Daí a necessidade de o educador, consciente de seu papel de interventor, e
responsável pela mediação da informação, buscar estruturar o ensino de modo que
os alunos possam construir adequadamente os conhecimentos a partir de suas
habilidades mentais. De acordo com Moran:
Aprendemos melhor quando vivenciamos, experimentamos, sentimos. Aprendemos quando relacionamos, estabelecemos vínculos, laços, entre o que estava solto, caótico, disperso, integrando-o em um novo contexto, dando-lhe significado, encontrando um novo sentido (MORAN, 2012, p.23).

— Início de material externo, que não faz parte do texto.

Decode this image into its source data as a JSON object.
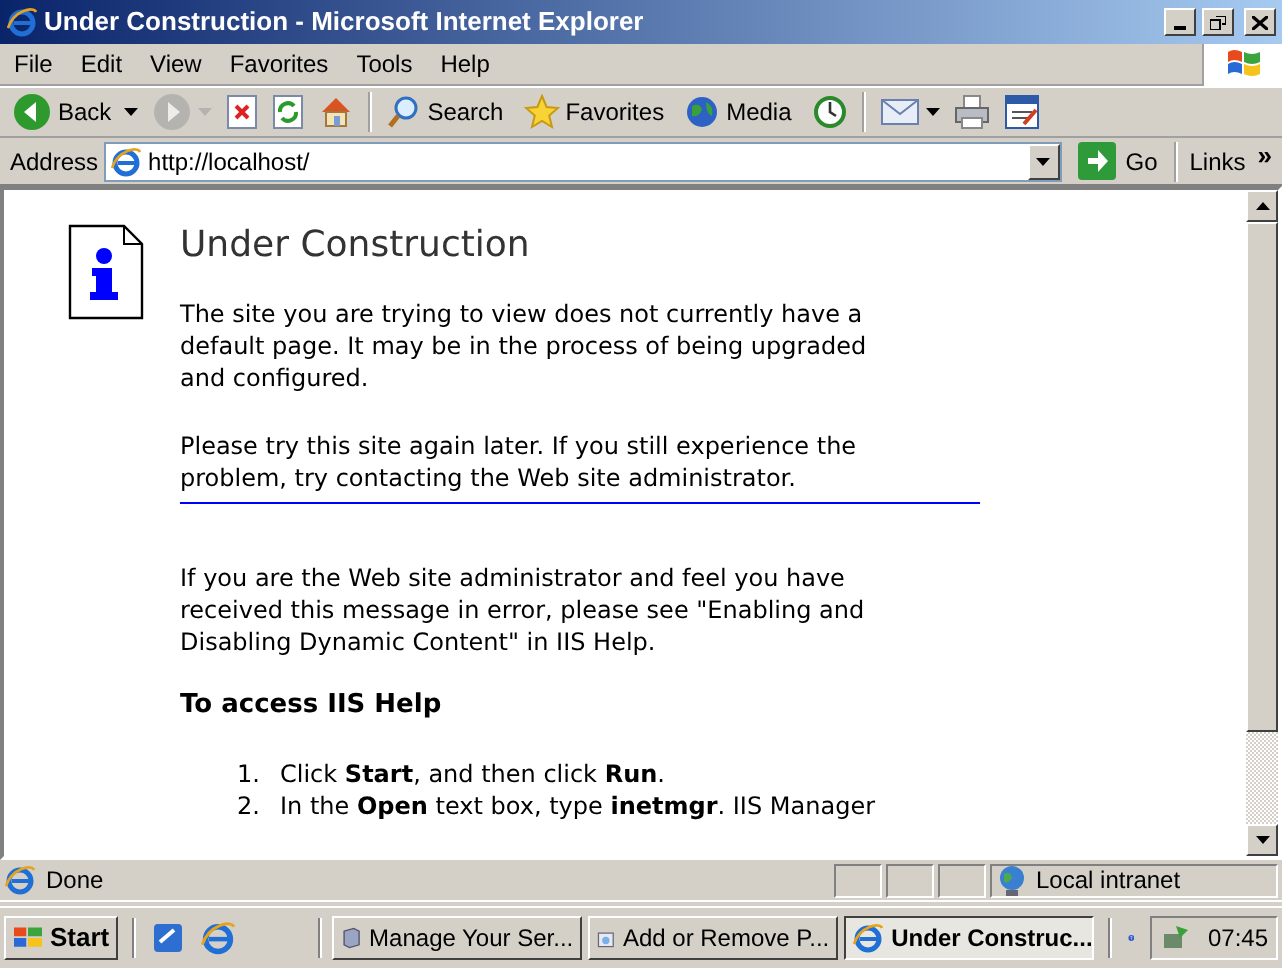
{
  "window": {
    "title": "Under Construction - Microsoft Internet Explorer"
  },
  "menu": [
    "File",
    "Edit",
    "View",
    "Favorites",
    "Tools",
    "Help"
  ],
  "toolbar": [
    {
      "kind": "back",
      "label": "Back",
      "disabled": false
    },
    {
      "kind": "forward",
      "disabled": true
    },
    {
      "kind": "stop",
      "disabled": false
    },
    {
      "kind": "refresh",
      "disabled": false
    },
    {
      "kind": "home",
      "disabled": false
    },
    {
      "kind": "separator"
    },
    {
      "kind": "search",
      "label": "Search",
      "disabled": false
    },
    {
      "kind": "favorites",
      "label": "Favorites",
      "disabled": false
    },
    {
      "kind": "media",
      "label": "Media",
      "disabled": false
    },
    {
      "kind": "history",
      "disabled": false
    },
    {
      "kind": "separator"
    },
    {
      "kind": "mail",
      "disabled": false
    },
    {
      "kind": "print",
      "disabled": false
    },
    {
      "kind": "edit",
      "disabled": false
    }
  ],
  "address": {
    "label": "Address",
    "value": "http://localhost/",
    "go": "Go",
    "links": "Links",
    "more": "»"
  },
  "page": {
    "heading": "Under Construction",
    "paragraphs": [
      "The site you are trying to view does not currently have a default page. It may be in the process of being upgraded and configured.",
      "Please try this site again later. If you still experience the problem, try contacting the Web site administrator."
    ],
    "paragraphs_after_rule": [
      "If you are the Web site administrator and feel you have received this message in error, please see \"Enabling and Disabling Dynamic Content\" in IIS Help."
    ],
    "subheading": "To access IIS Help",
    "steps": [
      {
        "number": "1.",
        "text": "Click **Start**, and then click **Run**."
      },
      {
        "number": "2.",
        "text": "In the **Open** text box, type **inetmgr**. IIS Manager"
      }
    ]
  },
  "status_bar": {
    "text": "Done",
    "zone": "Local intranet"
  },
  "taskbar": {
    "start": "Start",
    "tasks": [
      {
        "kind": "server",
        "label": "Manage Your Ser...",
        "selected": false
      },
      {
        "kind": "programs",
        "label": "Add or Remove P...",
        "selected": false
      },
      {
        "kind": "ie",
        "label": "Under Construc...",
        "selected": true
      }
    ],
    "clock": "07:45"
  }
}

Assim sendo, discutir, estudar e investigar o uso de materiais manipuláveis
como uma forma de registro de representação, não única, mas relevante, é
colaborar para que as representações preencham funções cognitivas que auxiliem
na compreensão dos entes matemáticos.
Duval apresenta contribuições para o ensino da matemática, pois aponta a
restrição de se usar um único registro para representar um mesmo objeto
matemático e colabora no embasamento teórico deste artigo, pois afirma que os
materiais manipuláveis possibilitam o desenvolvimento geral das capacidades de
raciocínio, de análise e de visualização.
Concomitantemente, a intenção deste trabalho também potencializa a
formação continuada de professores, disseminando experiências docentes que
repercutam na superação do fracasso escolar.
2.1 A Formação Continuada de Professores como Ação Propulsora de
Reflexão e Mudança
A discussão em torno da formação do professor tem se mostrado impactante
na relação de ensino e aprendizagem. Diversas pesquisas indicam que a
(re)significação da prática docente é uma necessidade imposta pelas mudanças de
paradigmas atuais, na busca de educação de qualidade.
É ingenuo pensar que, ao terminar a graduação, o professor está pronto e
não precisará mais se aperfeiçoar para atuar profissionalmente. Estudos de Nóvoa
(1995), Schön (2000), entre outros, mostram que as concepções associadas à
Formação de Professores seguem duas vertentes: a dos processos reflexivos, que
permitem uma atuação ativa e o torna capaz de refletir na ação, sobre a ação e
sobre a reflexão na ação; e a chamada de genérica, que ainda está arraigada no
meio dos educadores, que agem passivamente seguindo o modelo de formação já
construído.
As atuais políticas educacionais veem mostrando preocupação com este fato.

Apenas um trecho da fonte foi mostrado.